She began to whimper and, at a nod from Mrs. Bradley, who added: “The other two,” Annie led Maggie away. Maria, aged fifteen, and Ethel, aged fourteen and three-quarters (whom Mrs. Bradley had already seen as Mother Francis’ monitor), were as innocent as the others, it appeared, of having opened the bathroom door and found the body. This left Mrs. Bradley where she had started, except that to have eliminated the orphans led one step further from suicide or accident, and one step nearer murder, she decided, since an innocent adult person would surely have summoned assistance and made the death known.

Shaking her head, she went over to the school for Mother Gregory. She knew that the Sacristan did no teaching on Tuesday mornings, so, after a glance in at the doorway of the staff-room where the nuns, if they wished, could sit and correct exercise books without having to carry these off the school premises, she wandered across to the cloister, and heard the sound of the organ.
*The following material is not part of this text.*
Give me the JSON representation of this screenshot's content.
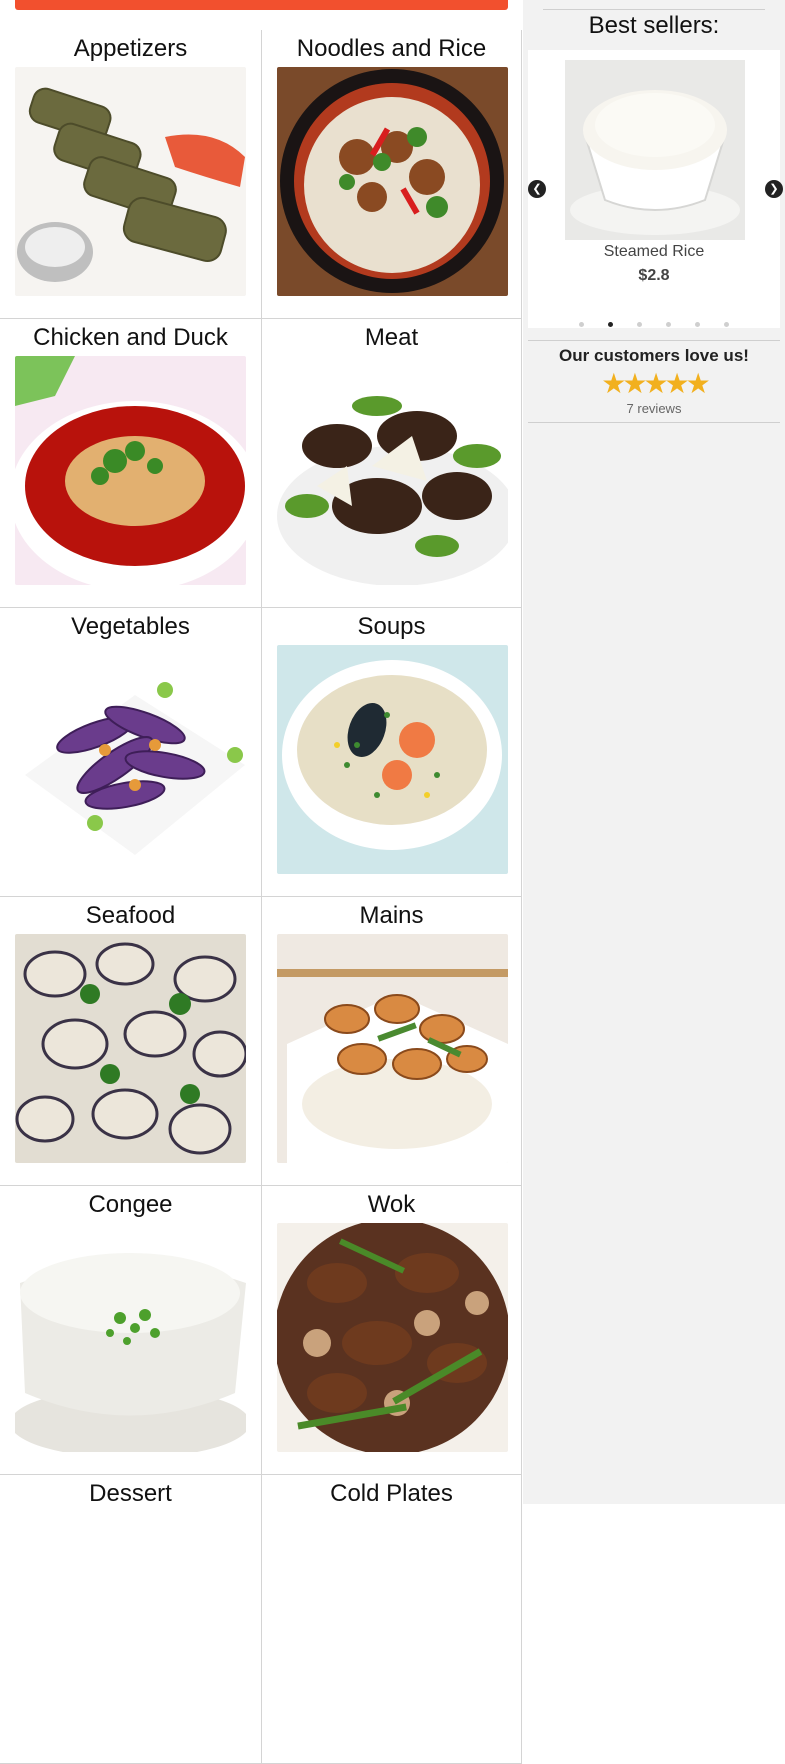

Quietly she went into church, and knelt for a moment, as she would have covered her shoes with over-slippers if she had been entering a mosque. Then she got up and moved quietly towards the organ.

The church was almost all new, although it stood on the site and was built on the foundations of the monastic church which had commanded that high headland before the Dissolution. The Community had purchased the site very cheaply from a local Catholic landowner, and much of the labour of putting up and restoring the conventual buildings had been done by the nuns themselves. It had been an heroic task, and, later, Mrs. Bradley had the story of it from the Mother Superior, who, except for Mother Simon-Zelotes, Mother Gregory and a very old lay-sister named Catherine, was the only person who remembered those days of toil and of glory.

Mrs. Bradley walked on, found the steps leading up from the chancel to the organ, mounted them and stood at the organist’s side. Mother Gregory, spectacles on nose, dim eyes, even so, strained closely towards the copy of the music, played on, regardless of, or else indifferent to, the proximity of the listener. Then she finished; turned on the stool, faced Mrs. Bradley, smiled kindly and vaguely, as old people, well-disposed, do, and extended a fine, large hand. Mrs. Bradley helped her from her seat, made way for her, and followed her out of the church.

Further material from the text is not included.